Gonzalo held military rank as a private in the Engineering Corps of the Spanish Army. In 1927, he was designated as the 1,166th Knight of the Spanish branch of the Order of the Golden Fleece.

In 1924, at the age of nine, Gonzalo participated in the inauguration of the Estadio Chamartín, the football stadium for Real Madrid, where he kicked the ball of honor and shouted "¡Hala Madrid!".

Following the establishment of the Second Spanish Republic, Gonzalo accompanied his mother into exile on 14 April 1931. He pursued studies in engineering at the Catholic University of Leuven in Belgium, setting aside original plans to study at the University of Madrid.

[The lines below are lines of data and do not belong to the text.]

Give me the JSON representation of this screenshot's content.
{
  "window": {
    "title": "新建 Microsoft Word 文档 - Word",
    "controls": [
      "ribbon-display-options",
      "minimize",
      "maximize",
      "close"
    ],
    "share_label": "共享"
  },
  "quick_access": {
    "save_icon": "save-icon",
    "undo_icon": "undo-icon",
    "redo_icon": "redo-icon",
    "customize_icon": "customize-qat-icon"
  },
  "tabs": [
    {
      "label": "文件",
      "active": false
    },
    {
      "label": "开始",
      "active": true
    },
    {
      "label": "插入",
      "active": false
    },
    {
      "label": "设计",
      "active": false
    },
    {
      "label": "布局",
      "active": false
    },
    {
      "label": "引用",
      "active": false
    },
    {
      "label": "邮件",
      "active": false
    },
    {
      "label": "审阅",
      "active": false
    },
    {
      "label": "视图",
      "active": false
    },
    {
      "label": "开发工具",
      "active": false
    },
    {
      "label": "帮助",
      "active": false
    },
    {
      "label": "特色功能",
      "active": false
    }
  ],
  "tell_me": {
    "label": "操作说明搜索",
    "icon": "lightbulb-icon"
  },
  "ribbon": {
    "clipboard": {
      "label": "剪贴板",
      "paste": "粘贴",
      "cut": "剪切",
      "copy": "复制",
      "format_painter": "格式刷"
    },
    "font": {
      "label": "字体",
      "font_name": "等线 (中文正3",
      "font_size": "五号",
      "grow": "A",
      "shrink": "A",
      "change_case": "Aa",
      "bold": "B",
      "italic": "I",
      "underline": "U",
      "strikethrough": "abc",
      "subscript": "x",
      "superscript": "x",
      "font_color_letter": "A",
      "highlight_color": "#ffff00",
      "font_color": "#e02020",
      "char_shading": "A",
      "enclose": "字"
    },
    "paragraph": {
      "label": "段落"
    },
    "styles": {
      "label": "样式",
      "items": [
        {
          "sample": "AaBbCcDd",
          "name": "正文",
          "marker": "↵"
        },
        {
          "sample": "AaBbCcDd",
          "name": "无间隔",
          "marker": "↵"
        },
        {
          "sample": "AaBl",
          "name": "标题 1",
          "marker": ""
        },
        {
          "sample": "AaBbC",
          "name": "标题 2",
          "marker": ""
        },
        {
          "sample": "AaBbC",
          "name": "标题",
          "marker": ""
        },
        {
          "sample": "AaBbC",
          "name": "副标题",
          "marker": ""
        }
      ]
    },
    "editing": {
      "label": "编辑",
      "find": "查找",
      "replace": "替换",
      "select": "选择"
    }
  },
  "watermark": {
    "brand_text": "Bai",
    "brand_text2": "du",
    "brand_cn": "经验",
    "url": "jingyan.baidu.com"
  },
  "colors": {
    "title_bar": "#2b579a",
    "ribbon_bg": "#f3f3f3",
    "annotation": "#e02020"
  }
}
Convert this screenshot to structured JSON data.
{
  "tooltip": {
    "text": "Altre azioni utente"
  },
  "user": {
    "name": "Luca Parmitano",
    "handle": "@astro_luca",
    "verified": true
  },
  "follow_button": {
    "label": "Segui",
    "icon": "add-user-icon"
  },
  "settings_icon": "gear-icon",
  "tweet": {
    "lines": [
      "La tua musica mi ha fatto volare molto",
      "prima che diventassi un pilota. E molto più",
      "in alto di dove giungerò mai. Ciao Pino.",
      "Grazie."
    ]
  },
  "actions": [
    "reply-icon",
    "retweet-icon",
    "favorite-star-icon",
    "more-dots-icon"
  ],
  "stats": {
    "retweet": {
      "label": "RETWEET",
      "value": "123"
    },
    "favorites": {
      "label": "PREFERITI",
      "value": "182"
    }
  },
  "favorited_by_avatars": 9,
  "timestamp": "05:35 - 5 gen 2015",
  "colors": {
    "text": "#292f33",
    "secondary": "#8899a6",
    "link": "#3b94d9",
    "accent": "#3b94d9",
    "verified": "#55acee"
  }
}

In August 1934, Gonzalo was on summer holiday with his family at the villa of Count Ladislaus de Hoyos in Pörtschach am Wörthersee, Austria. On the evening of 11 August, Gonzalo and his sister Infanta Beatriz were traveling from Klagenfurt to Pörtschach when their car collided with a wall near Krumpendorf, after Beatriz swerved to avoid a cyclist. While neither appeared severely injured immediately afterward, Gonzalo soon developed severe abdominal bleeding. Due to his hemophilia and resulting weak heart condition, surgery was not performed. Gonzalo died two days later, on 13 August 1934.

His body was initially buried in the graveyard at Pörtschach but was later reinterred in the Pantheon of the Princes in El Escorial, Spain.

Gonzalo's death was reported in contemporary newspapers such as The New York Times and The Times, with accounts of his funeral and condolences expressed from Spain and abroad.